Matthew Raley

View Original

To Revitalize Evangelical Culture

If populism has left evangelicals resentful and suspicious of "elites," and complacent in a sentimentalized Christianity, how can evangelical leaders restore their movement's cultural vitality? Begin with a basic shift. Evangelical leaders need to rediscover the foundation of their authority.

I've noticed that a person with authority has a right to be heeded, to receive deference. For example, let's say we have a bull session about how evangelism really ought to be done, and we each proclaim our opinions, together with all the reasons why we're right. But when Billy Graham ambles over to the sofa and puts up his boots on the coffee table, we sincerely defer. We don't repent of our opinions when he starts to talk. We don't surrender unconditionally to whatever he says. But we do adjust our points of view to incorporate his.

I'm saying that a person with authority has a right to this deference. If someone in our bull session blows off Billy Graham, we disapprove because we feel that respect is something Graham is owed. The right to be heeded is powerful. If deference is not his right, then what he's got isn't authority.
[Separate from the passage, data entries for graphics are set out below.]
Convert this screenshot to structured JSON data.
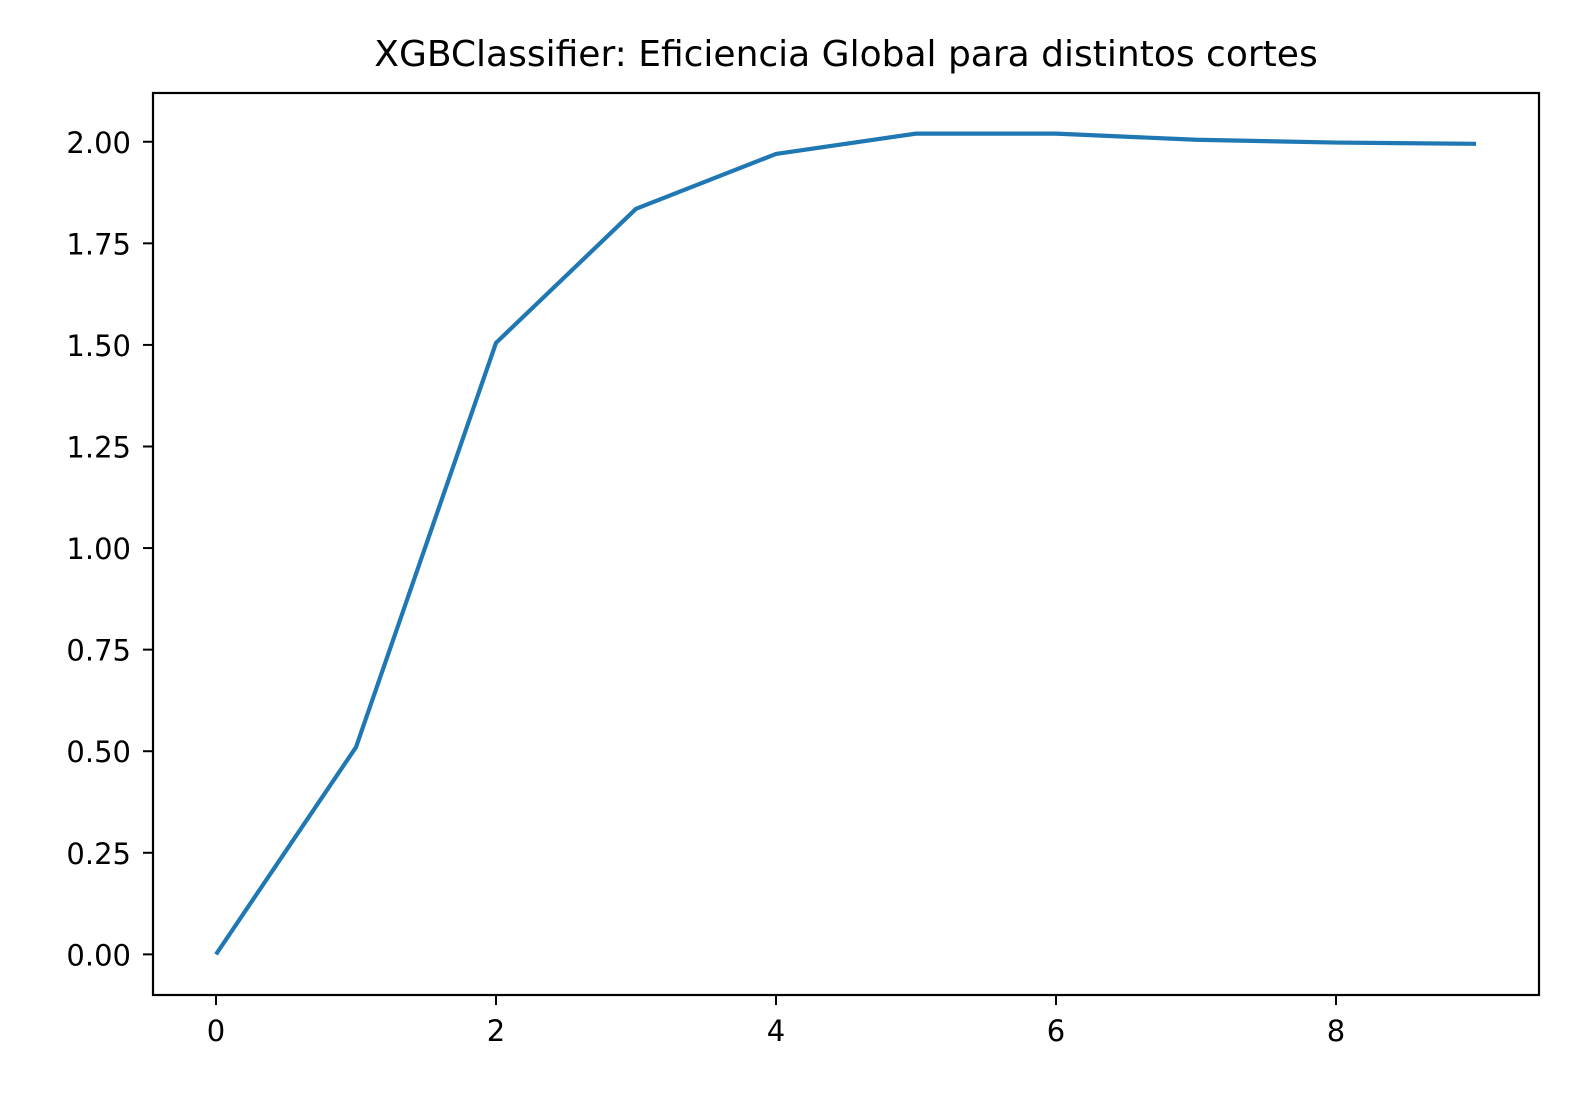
{
  "chart_data": {
    "type": "line",
    "title": "XGBClassifier: Eficiencia Global para distintos cortes",
    "xlabel": "",
    "ylabel": "",
    "xlim": [
      -0.45,
      9.45
    ],
    "ylim": [
      -0.1,
      2.12
    ],
    "xticks": [
      0,
      2,
      4,
      6,
      8
    ],
    "xtick_labels": [
      "0",
      "2",
      "4",
      "6",
      "8"
    ],
    "yticks": [
      0.0,
      0.25,
      0.5,
      0.75,
      1.0,
      1.25,
      1.5,
      1.75,
      2.0
    ],
    "ytick_labels": [
      "0.00",
      "0.25",
      "0.50",
      "0.75",
      "1.00",
      "1.25",
      "1.50",
      "1.75",
      "2.00"
    ],
    "grid": false,
    "legend": false,
    "series": [
      {
        "color": "#1f77b4",
        "x": [
          0,
          1,
          2,
          3,
          4,
          5,
          6,
          7,
          8,
          9
        ],
        "y": [
          0.0,
          0.51,
          1.505,
          1.835,
          1.97,
          2.02,
          2.02,
          2.005,
          1.998,
          1.995
        ]
      }
    ]
  }
}
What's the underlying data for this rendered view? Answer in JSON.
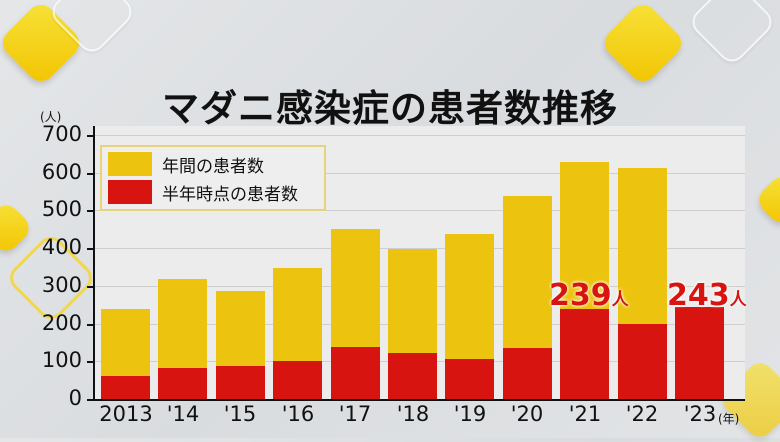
{
  "title": "マダニ感染症の患者数推移",
  "colors": {
    "annual": "#ecc40f",
    "half_year": "#d7140f",
    "background": "#e0e2e4"
  },
  "legend": {
    "items": [
      {
        "label": "年間の患者数",
        "color": "#ecc40f"
      },
      {
        "label": "半年時点の患者数",
        "color": "#d7140f"
      }
    ]
  },
  "axis": {
    "y_unit": "(人)",
    "x_unit": "(年)",
    "y_ticks": [
      "0",
      "100",
      "200",
      "300",
      "400",
      "500",
      "600",
      "700"
    ]
  },
  "annotations": [
    {
      "value": "239",
      "unit": "人",
      "category": "'21"
    },
    {
      "value": "243",
      "unit": "人",
      "category": "'23"
    }
  ],
  "chart_data": {
    "type": "bar",
    "title": "マダニ感染症の患者数推移",
    "xlabel": "(年)",
    "ylabel": "(人)",
    "ylim": [
      0,
      700
    ],
    "y_ticks": [
      0,
      100,
      200,
      300,
      400,
      500,
      600,
      700
    ],
    "grid": true,
    "legend_position": "upper-left",
    "categories": [
      "2013",
      "'14",
      "'15",
      "'16",
      "'17",
      "'18",
      "'19",
      "'20",
      "'21",
      "'22",
      "'23"
    ],
    "series": [
      {
        "name": "年間の患者数",
        "values": [
          240,
          318,
          287,
          348,
          451,
          398,
          438,
          538,
          629,
          613,
          null
        ]
      },
      {
        "name": "半年時点の患者数",
        "values": [
          60,
          83,
          88,
          101,
          138,
          122,
          106,
          135,
          239,
          200,
          243
        ]
      }
    ],
    "annotations": [
      {
        "category": "'21",
        "text": "239人"
      },
      {
        "category": "'23",
        "text": "243人"
      }
    ]
  }
}
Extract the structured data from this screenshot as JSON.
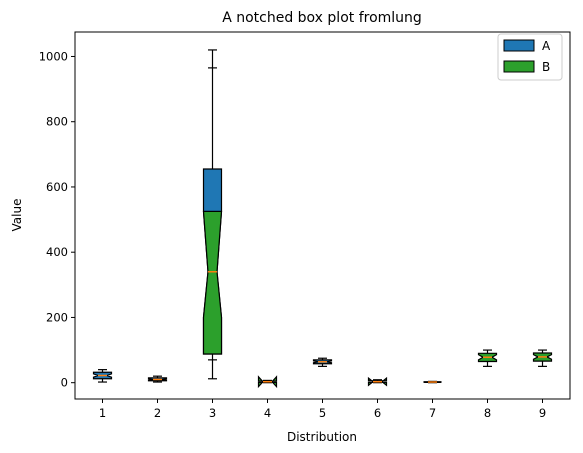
{
  "chart_data": {
    "type": "boxplot",
    "title": "A notched box plot fromlung",
    "xlabel": "Distribution",
    "ylabel": "Value",
    "ylim": [
      -50,
      1075
    ],
    "yticks": [
      0,
      200,
      400,
      600,
      800,
      1000
    ],
    "categories": [
      "1",
      "2",
      "3",
      "4",
      "5",
      "6",
      "7",
      "8",
      "9"
    ],
    "legend": {
      "placement": "top-right",
      "entries": [
        {
          "label": "A",
          "color": "#1f77b4"
        },
        {
          "label": "B",
          "color": "#2ca02c"
        }
      ]
    },
    "colors": {
      "A": "#1f77b4",
      "B": "#2ca02c",
      "median": "#ff7f0e"
    },
    "boxes": [
      {
        "category": "1",
        "series": "A",
        "whislo": 2,
        "q1": 12,
        "med": 22,
        "q3": 32,
        "whishi": 40,
        "notchlo": 17,
        "notchhi": 27
      },
      {
        "category": "2",
        "series": "A",
        "whislo": 2,
        "q1": 6,
        "med": 10,
        "q3": 15,
        "whishi": 20,
        "notchlo": 8,
        "notchhi": 12
      },
      {
        "category": "3",
        "series": "A",
        "whislo": 12,
        "q1": 88,
        "med": 340,
        "q3": 655,
        "whishi": 1020,
        "notchlo": 200,
        "notchhi": 525,
        "caps_inner": [
          70,
          965
        ]
      },
      {
        "category": "4",
        "series": "B",
        "whislo": 0,
        "q1": 1,
        "med": 3,
        "q3": 5,
        "whishi": 7,
        "notchlo": -12,
        "notchhi": 18
      },
      {
        "category": "5",
        "series": "A",
        "whislo": 50,
        "q1": 58,
        "med": 64,
        "q3": 70,
        "whishi": 75,
        "notchlo": 61,
        "notchhi": 67
      },
      {
        "category": "6",
        "series": "B",
        "whislo": 0,
        "q1": 1,
        "med": 3,
        "q3": 6,
        "whishi": 9,
        "notchlo": -8,
        "notchhi": 14
      },
      {
        "category": "7",
        "series": "A",
        "whislo": 0,
        "q1": 1,
        "med": 2,
        "q3": 3,
        "whishi": 4,
        "notchlo": 1,
        "notchhi": 3
      },
      {
        "category": "8",
        "series": "B",
        "whislo": 50,
        "q1": 65,
        "med": 78,
        "q3": 90,
        "whishi": 100,
        "notchlo": 70,
        "notchhi": 86
      },
      {
        "category": "9",
        "series": "B",
        "whislo": 50,
        "q1": 66,
        "med": 79,
        "q3": 91,
        "whishi": 100,
        "notchlo": 72,
        "notchhi": 86
      }
    ]
  }
}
I figure there are lots of possible foundations for authority. There's authority founded on skill: Billy Graham has a right to our deference on matters of evangelism because he's unusually competent. There's also authority founded on charisma: Graham has a unique relational wisdom that has won over vast audiences for decades.

Some foundations for authority crumble, and cannot be rebuilt for an age. In the days when Graham first preached, he had authority simply because he was a pastor. Almost everybody deferred to a pastor for the sake of respectability. It didn't matter whether the pastor's congregation was fifty or five hundred: they adjusted their points of view to incorporate his. But this social authority deteriorated, and by the 1970s any pastor who depended on it was feeling vulnerable.

Other foundations for authority are perverse, like popularity. A celebrity will get deference for a while just because masses of people hang on his words. But adoring crowds can turn into mobs. Graham has had the authority of popularity, and has also felt the sting of disapprobation, as when he visited the Soviet Union in the early 1980s. Since he did not build his ministry on his popularity, his stature eventually outgrew the setbacks.

Evangelical leaders, for the most part, have been running scared because of the loss of their social authority. They have watched American culture scoff at the stock character of the pastor, mocking his impotence in the face of cultural changes. And they have been retreating from any hint of that old authority in their leadership, trying instead to teach, evangelize, and organize on the basis of popularity or skill or charisma.

Populism, with its easy emotionalism, has become the most common way evangelical leaders gain a right to be heeded. They hoist an apparently strong banner that rallies the troops -- and it works for a while. But this cynicism has nauseated so many believers that the search is on for community without authority -- an egalitarian delusion now tempting emergents.

I believe evangelicalism will not regain vitality until its leaders rediscover their authority's foundation. There has to be a reason for believers to listen to them, to defer to them. And subcultures outside of evangelicalism must see that reason, or they will not pay the gospel any heed.

In this connection, it's worth noting that Billy Graham (no populist by my definition) had many kinds of authority, but only depended on one kind: the coherence of his character with the Bible. That is, the force of biblical authority exerted itself through Graham's personal submission. More than anything else, this biblical integrity is what gained him the right to be heeded.